There was a quality to it that had nothing to do with the metal. It was a beautiful sword. Deserving of a main character.

And she had not considered she would one day stand before it.

She reached out and put her hand on the hilt.

Something changed.

But nothing happened. It did not vibrate. Nor did it glow. Nothing happened that Sir Lawrance behind her could have pointed at and named.

Then she felt an inward pull like it was registering her touch. Then it recoiled. It wasn't rejection. Simply certainty. Wrong.

The sword knew what it was waiting for.

And it was not her.

A very quiet, very certain wrongness. It wasn't hostility. Garima didn't withdraw.

Her jaw tightened.

"Saala..." she muttered under her breath.

Not at the sword.

At herself.

She knew. She had known before she walked through the door. She had known at three in the morning when she made the decision.She was not the master. Renya. The sword telling her that, quietly, through her palm. Just a simple fact— was almost worse than if it had resisted loudly.

She did not let go.

Garima closed her fingers around the hilt.

"Yeah," she thought.

"I know."

And bought it anyway.

"How much?" she asked. Her voice came out even.

The man looked at her. The sword didn't reject her like it did for him with shock. So he named a price. High.

Garima reached into her borrowed purse. The coins from Ava and Dylan. They were not enough. Then Zihan stepped forward without a word and withdrew additional coins from his own pocket and placed them on the counter. As if this was the most natural thing in the world.
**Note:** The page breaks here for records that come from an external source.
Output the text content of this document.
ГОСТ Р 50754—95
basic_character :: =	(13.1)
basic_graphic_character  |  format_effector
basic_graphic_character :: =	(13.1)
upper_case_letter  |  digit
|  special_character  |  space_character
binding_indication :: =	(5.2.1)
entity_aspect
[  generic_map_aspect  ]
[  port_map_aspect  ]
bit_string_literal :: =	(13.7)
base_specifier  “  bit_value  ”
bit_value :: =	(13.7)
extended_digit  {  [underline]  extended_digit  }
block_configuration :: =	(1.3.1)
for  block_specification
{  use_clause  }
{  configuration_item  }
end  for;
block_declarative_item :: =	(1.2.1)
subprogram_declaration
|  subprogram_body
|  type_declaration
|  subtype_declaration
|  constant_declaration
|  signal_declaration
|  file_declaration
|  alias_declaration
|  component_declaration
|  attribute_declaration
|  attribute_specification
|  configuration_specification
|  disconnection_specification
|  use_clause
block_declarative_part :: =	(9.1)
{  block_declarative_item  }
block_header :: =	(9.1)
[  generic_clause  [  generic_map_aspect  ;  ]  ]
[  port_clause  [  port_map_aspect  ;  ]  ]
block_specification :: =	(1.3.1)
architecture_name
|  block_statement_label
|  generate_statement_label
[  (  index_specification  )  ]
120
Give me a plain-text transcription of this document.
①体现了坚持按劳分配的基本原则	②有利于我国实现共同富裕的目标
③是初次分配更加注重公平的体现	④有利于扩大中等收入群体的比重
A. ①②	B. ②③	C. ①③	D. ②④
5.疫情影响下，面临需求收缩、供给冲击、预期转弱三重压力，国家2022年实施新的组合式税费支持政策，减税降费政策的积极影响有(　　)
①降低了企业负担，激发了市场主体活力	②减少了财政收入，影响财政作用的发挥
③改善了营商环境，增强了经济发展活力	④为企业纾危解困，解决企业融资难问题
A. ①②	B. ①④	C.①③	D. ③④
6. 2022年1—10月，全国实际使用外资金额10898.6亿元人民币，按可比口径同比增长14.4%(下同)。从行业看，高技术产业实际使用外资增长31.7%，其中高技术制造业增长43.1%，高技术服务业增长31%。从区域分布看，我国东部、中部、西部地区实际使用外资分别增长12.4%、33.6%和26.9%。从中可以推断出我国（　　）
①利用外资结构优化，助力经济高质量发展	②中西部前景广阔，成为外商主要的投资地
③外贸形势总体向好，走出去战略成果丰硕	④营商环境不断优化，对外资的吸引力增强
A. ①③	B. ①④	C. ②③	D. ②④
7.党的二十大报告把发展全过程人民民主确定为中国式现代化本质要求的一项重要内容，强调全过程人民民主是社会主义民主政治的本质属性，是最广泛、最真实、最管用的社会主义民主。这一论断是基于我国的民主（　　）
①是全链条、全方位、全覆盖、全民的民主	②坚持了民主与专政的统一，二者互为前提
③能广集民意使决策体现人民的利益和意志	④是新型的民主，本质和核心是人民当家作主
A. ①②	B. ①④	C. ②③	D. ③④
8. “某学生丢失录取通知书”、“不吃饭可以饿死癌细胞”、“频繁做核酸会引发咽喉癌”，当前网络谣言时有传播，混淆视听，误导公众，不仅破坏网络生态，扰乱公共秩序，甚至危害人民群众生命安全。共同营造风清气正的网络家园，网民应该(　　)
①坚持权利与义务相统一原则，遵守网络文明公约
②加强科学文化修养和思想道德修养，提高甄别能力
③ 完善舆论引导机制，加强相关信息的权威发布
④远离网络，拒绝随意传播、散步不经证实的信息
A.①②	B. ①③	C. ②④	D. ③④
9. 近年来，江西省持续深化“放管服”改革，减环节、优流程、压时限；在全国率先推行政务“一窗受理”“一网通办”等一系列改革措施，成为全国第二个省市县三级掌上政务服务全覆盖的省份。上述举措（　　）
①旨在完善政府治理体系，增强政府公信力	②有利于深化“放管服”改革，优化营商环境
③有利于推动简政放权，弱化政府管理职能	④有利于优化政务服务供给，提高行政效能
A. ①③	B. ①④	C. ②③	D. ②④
The man wrapped the sword back in its cloth without asking why she wanted it or where it was going. She appreciated this. She did not think she could have answered either question in a way that reflected well on her.

Sir Lawrence looked at the cloth-wrapped sword. He had many questions about the purchase of this sword. But he kept quiet.

They walked back through the craft quarter and Garima listened to Lawrence explain the licensing structure of the metalworkers' guild, which was apparently a smaller guild under the merchant guild, she listened as she held the wrapped sword against her side. — and felt the weight of it. Not the physical kind.

She thought about Renya. Maybe Rowan's people had got her.

And here she was with her sword under her arm, for good reasons, which were real, which she believed in, which did not stop being what they were.

she thought. "I will make this right."

She kept walking.

Ahead, the main street opened up — wider, louder, the full noise of the city resuming. A woman sold something from a cart. Two children ran past her with urgency. One bump

ed into a man who cursed at him. The other giggled and ran.

Ordinary life. Everywhere. Going in all directions.

Lawrence said something about the east quarter. Garima said yes. Zihan walked beside her.

The sword was heavier than it looked.

She shifted the sword under her arm.

"Kambakht..," she said under her breath. To nobody. "Koi Kaand na ho jaye."